Obviously there's the potential here for testing to help clubs prevent some of their stars from incurring injuries; for clubs to use testing to recruit players with "good genes;" and for clubs to decline to recruit even excellent players with high genetic risk for injury. And there's the potential for testing, as it becomes cheaper, to trickle down to the amateur and collegiate levels of play. "Sorry kid, you've got the heart and the moves, but you just don't have the genes."

Hat tip to Yale's excellent Molecular Anthropology Blog

Tuesday, November 1, 2011

Anthrax Vaccine Testing in Kids?

It's a post-modern world. Here's the Washington Post's headline on a Friday story: "No testing of anthrax vaccine on children _ for now _ federal advisory board tells regulators." The next day, the San Francisco Chronicle's headline on a story written by a Washington Post reporter reads, "Panel endorses anthrax vaccine test on children." Global Security Newswire's headline? "Panel Urges Ethics Study of Testing Anthrax Vaccine on Minors." And yes, you guessed it, all these articles are about the same report. In fact, the "final draft report" of the National Biodefense Science Board actually recommends the following:

"HHS should develop a plan for and conduct a pre-event study of AVA in children, to include a research IND. HHS should submit the study protocol to one or more IRBs, and comply with the 21 CFR 50.54 / 45 CFR 46.407 federal review process. This recommendation should be revisited if new anthrax vaccines or other therapeutic countermeasures become available."

Translation: do the Anthrax vaccine study in kids after IRB review.
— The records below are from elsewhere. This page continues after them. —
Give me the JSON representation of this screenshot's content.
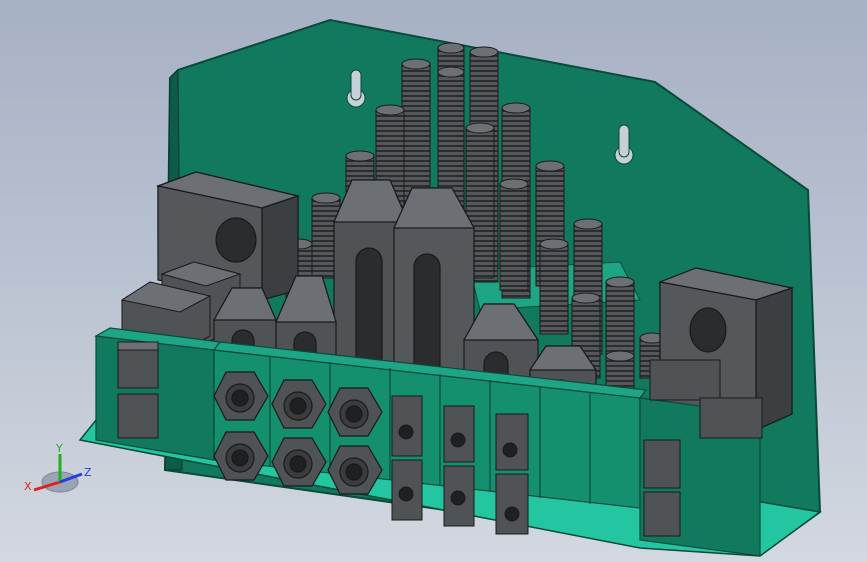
{
  "viewport": {
    "background_top": "#a7b1c4",
    "background_bottom": "#d3d8e0"
  },
  "model": {
    "plate_color": "#117a5e",
    "plate_edge": "#0a4a38",
    "base_color": "#23c6a0",
    "part_color": "#505356",
    "part_light": "#6c7074",
    "part_dark": "#2e3032",
    "edge_color": "#1a1a1a"
  },
  "triad": {
    "x_label": "X",
    "y_label": "Y",
    "z_label": "Z",
    "x_color": "#e02020",
    "y_color": "#20b020",
    "z_color": "#2040e0"
  }
}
The NBSB report gave considerable attention to the ethics of testing Anthrax vaccine in kids, but it didn't end up "urging an ethics study" or saying "no testing for now." The report takes the position that it's important to understand how the vaccine works in kids before it's used in an emergency--important enough for kids to incur the risks of the trial, given the informed consent of their parents. The recommended trial would begin with older kids and work its way down to lower ages as results come in.

Note that the intended use of the vaccine is not as a routine population-wide prophylactic, since Anthrax isn't infectious. Rather, it would be given to selected people (including children) after they'd been exposed to Anthrax spores, to prevent disease development. Here's the second sentence of the executive summary of the report: "In this emergency scenario, [anthrax vaccine] would be used in conjunction with antibiotics to prevent the development of infection and illness following exposure to anthrax spores, a form of therapy termed “post-exposure prophylaxis." That's why Steven Salzberg's righteous indignation in this Forbes article seems to me to be misplaced; he seems to think that NBSB is contemplating huge and wasteful population-wide vaccination, but it's not.

UPDATE: Here's a nice piece by Art Caplan predicting that the study on kids won't happen. Basically Art is arguing that the likelihood of an anthrax attack is so small, the risks of the vaccine so uncertain, and the likelihood of vaccination being used as a response to an attack so uncertain, that no IRB will ever think the vaccine test has a good enough risk/benefit profile to permit it. Highly recommended!